Neighborhoods hire youth corps to remove invasive species
With several thousand dollars in accumulated city stipends sitting in their bank accounts, the Rosemont Summit and Hidden Springs Neighborhood Associations recently decided to put the funds to use and remove invasive species throughout the neighborhoods' greenspaces.
RSNA and HSNA hired Northwest Youth Corps, a collective of teenagers and young adults who take part in conservation work throughout the country. Together, the RSNA and HSNA paid $5,800 for the work.
Last week, eight local high schoolers worked with the corps in West Linn's Renaissance Open Space (off of Horton Road) and the greenspace along Pimlico Drive.
David Kleinke, a member of RSNA and steward for many West Linn parks, joined the teenagers in their work helping to clear invasive ivy and clematis in hopes of saving the trees.
Kleinke listed a number of reasons why removing the ivy was critical for these open spaces, and the ecosystem around them: The ivy competes with trees for sunlight, nutrients and water, eventually grows heavy and could topple the tree after sapping them of life-sustaining elements. The ivy also can topple trees due to its sheer weight.

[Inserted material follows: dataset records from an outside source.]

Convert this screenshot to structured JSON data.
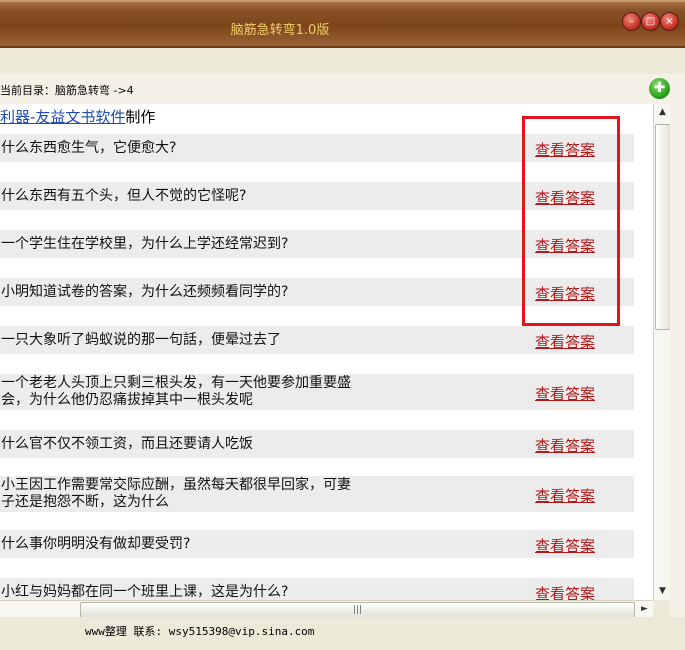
{
  "window": {
    "title": "脑筋急转弯1.0版"
  },
  "address": {
    "label": "当前目录：脑筋急转弯 ->4"
  },
  "credit": {
    "link_text": "利器-友益文书软件",
    "suffix": "制作"
  },
  "answer_label": "查看答案",
  "questions": [
    {
      "text": "什么东西愈生气，它便愈大?"
    },
    {
      "text": "什么东西有五个头，但人不觉的它怪呢?"
    },
    {
      "text": "一个学生住在学校里，为什么上学还经常迟到?"
    },
    {
      "text": "小明知道试卷的答案，为什么还频频看同学的?"
    },
    {
      "text": "一只大象听了蚂蚁说的那一句話，便晕过去了"
    },
    {
      "text": "一个老老人头顶上只剩三根头发，有一天他要参加重要盛",
      "text2": "会，为什么他仍忍痛拔掉其中一根头发呢"
    },
    {
      "text": "什么官不仅不领工资，而且还要请人吃饭"
    },
    {
      "text": "小王因工作需要常交际应酬，虽然每天都很早回家，可妻",
      "text2": "子还是抱怨不断，这为什么"
    },
    {
      "text": "什么事你明明没有做却要受罚?"
    },
    {
      "text": "小红与妈妈都在同一个班里上课，这是为什么?"
    }
  ],
  "status": {
    "text": "www整理 联系: wsy515398@vip.sina.com"
  }
}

Northwest Youth Corps leader Peter Reidy added that the ivy makes trees especially susceptible to coming down in winter wind storms. RSNA President Abby Farber surmised that the prevalence of ivy may be part of the reason so many trees in West Linn fell during February's ice storm.
"The ivy climbing on trees is harmful not only to the trees themself, but it's actually a lot easier for the ivy to fruit. And then birds like it and spread it everywhere," Reidy added.

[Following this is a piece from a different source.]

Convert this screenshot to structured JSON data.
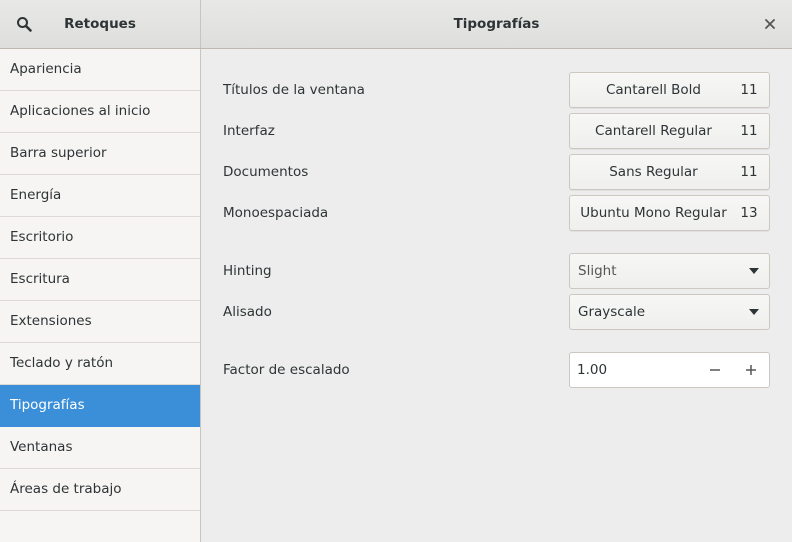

Farber said that the RSNA and HSNA decided to pay for removal of invasive species in the greenspaces because they knew the city couldn't afford to, and added that the work was especially critical given the growing impacts of climate change.

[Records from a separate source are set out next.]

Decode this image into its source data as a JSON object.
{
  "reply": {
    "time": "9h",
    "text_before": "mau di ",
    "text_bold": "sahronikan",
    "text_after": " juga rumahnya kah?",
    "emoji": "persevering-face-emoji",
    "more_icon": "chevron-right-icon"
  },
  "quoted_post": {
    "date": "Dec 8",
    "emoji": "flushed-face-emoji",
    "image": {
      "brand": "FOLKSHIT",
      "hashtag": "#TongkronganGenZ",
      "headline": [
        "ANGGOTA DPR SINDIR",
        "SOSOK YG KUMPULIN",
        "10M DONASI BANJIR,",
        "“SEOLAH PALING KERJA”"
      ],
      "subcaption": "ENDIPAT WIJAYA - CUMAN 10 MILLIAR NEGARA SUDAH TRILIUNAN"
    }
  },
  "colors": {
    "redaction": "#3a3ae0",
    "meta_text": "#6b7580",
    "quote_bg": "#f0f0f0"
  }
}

"This is a true good," Farber said. "It's good for the youth. It's good for the community."
Though the RSNA regularly tackles invasive species at neighborhood parks, led by Kleinke, Farber said the terrain of the open spaces tackled by the corps was too much for the neighborhood work parties to handle.
Kleinke and Reidy noted that the steep grade of the greenspace along Pimlico made the work especially challenging. At Renaissance, they said the biggest challenge was the size of the ivy itself. Klienke noted that some ivy roots were as wide as his arm; Reidy saw ivy that was as thick as the trees themselves.
"There's no shortage of work," Reidy said.